An introduction to ML(n)BiCGStab

TL;DR

ML(n)BiCGStab is a Krylov subspace method bridging BiCGStab and GMRES, offering improved stability and convergence for large sparse non-symmetric systems, with demonstrated computational efficiency and lower storage needs.

Contribution

The paper introduces ML(n)BiCGStab, a new Krylov method that unifies and extends BiCGStab and GMRES, including a novel algorithm with A-transpose and practical implementation details.

Findings

ML(n)BiCGStab reduces computational time by over 60% compared to BiCGStab.

It offers better stability and convergence for ill-conditioned problems.

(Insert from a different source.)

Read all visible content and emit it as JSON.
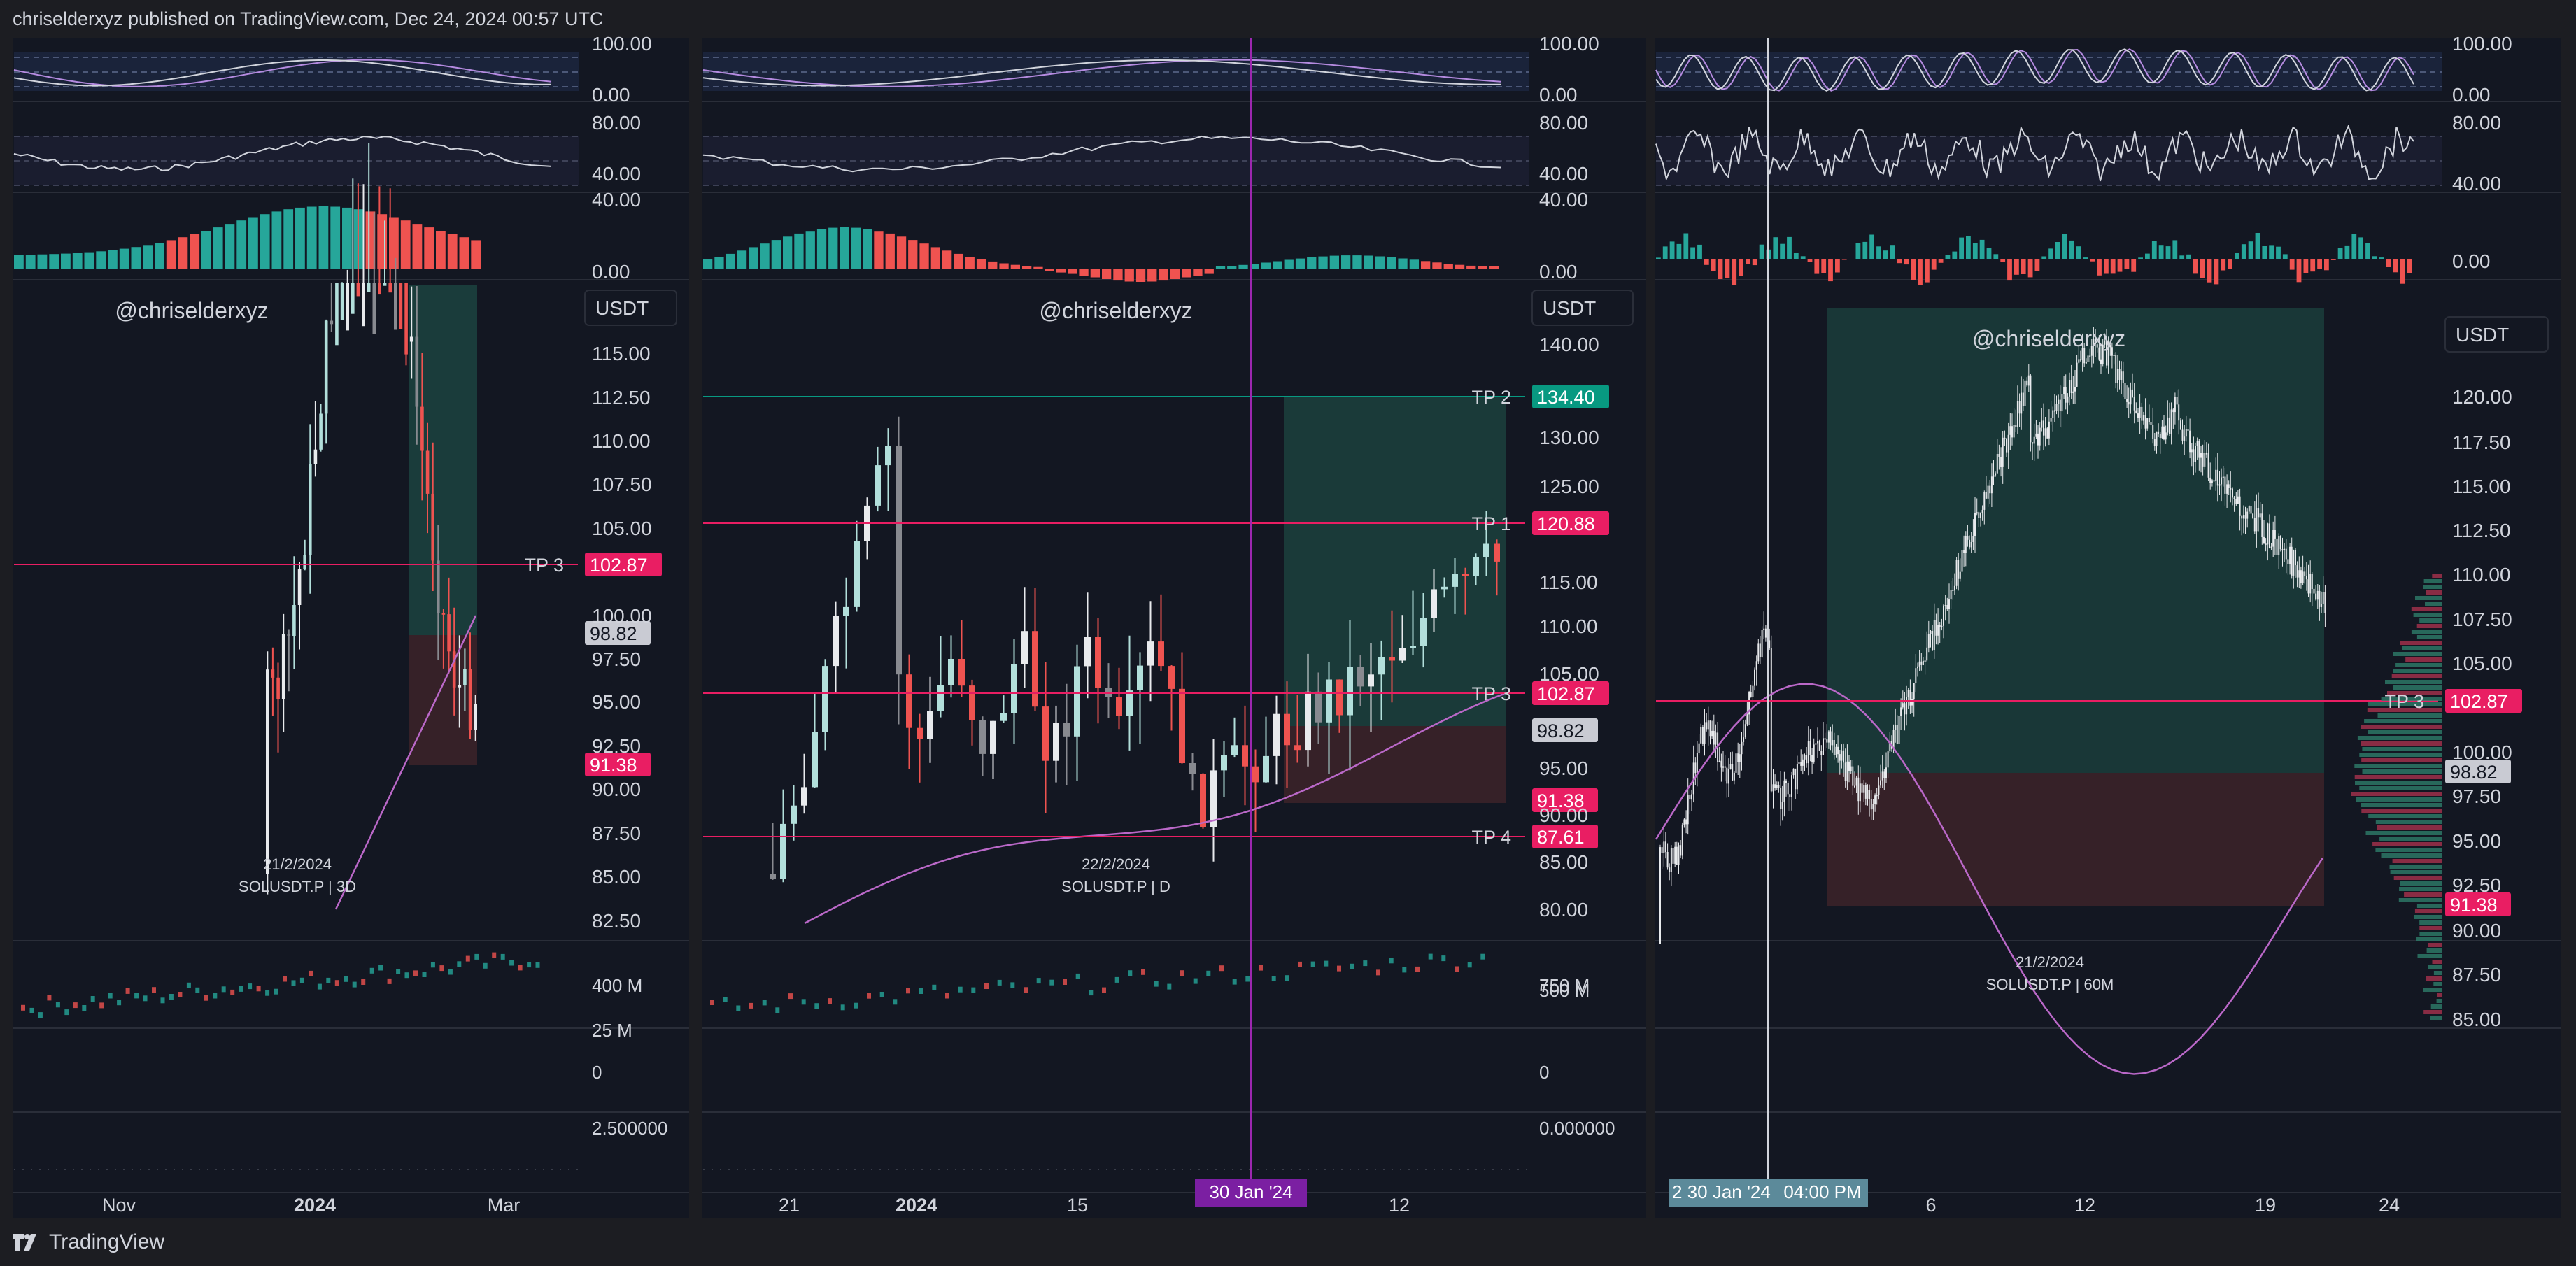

Requires only O(nN) storage, avoiding restart strategies needed in GMRES.

Abstract

ML(n)BiCGStab is a Krylov subspace method for the solution of large, sparse and non-symmetric linear systems. In theory, it is a method that lies between the well-known BiCGStab and GMRES/FOM. In fact, when n = 1, ML(1)BiCGStab is BiCGStab and when n = N, ML(N)BiCGStab is GMRES/FOM where N is the size of the linear system. Therefore, ML(n)BiCGStab is a bridge that connects the Lanczos-based BiCGStab and the Arnoldi-based GMRES/FOM. In computation, ML(n)BiCGStab can be much more stable and converge much faster than BiCGStab when a problem with ill-condition is solved. We have tested ML(n)BiCGStab on the standard oil reservoir simulation test data called SPE9 and found that ML(n)BiCGStab reduced the total computational time by more than 60% when compared to BiCGStab. Tests made on the data from Matrix Market also support the superiority of ML(n)BiCGStab over BiCGStab. Because of the O(N^2) storage requirement in the full GMRES, one has to adopt a restart strategy to get the storage under control when GMRES is implemented. In comparison, ML(n)BiCGStab is a method with only O(nN) storage requirement and therefore it does not need a restart strategy. In this paper, we introduce ML(n)BiCGStab (in particular, a new algorithm involving A-transpose), its relations to some existing methods and its implementations.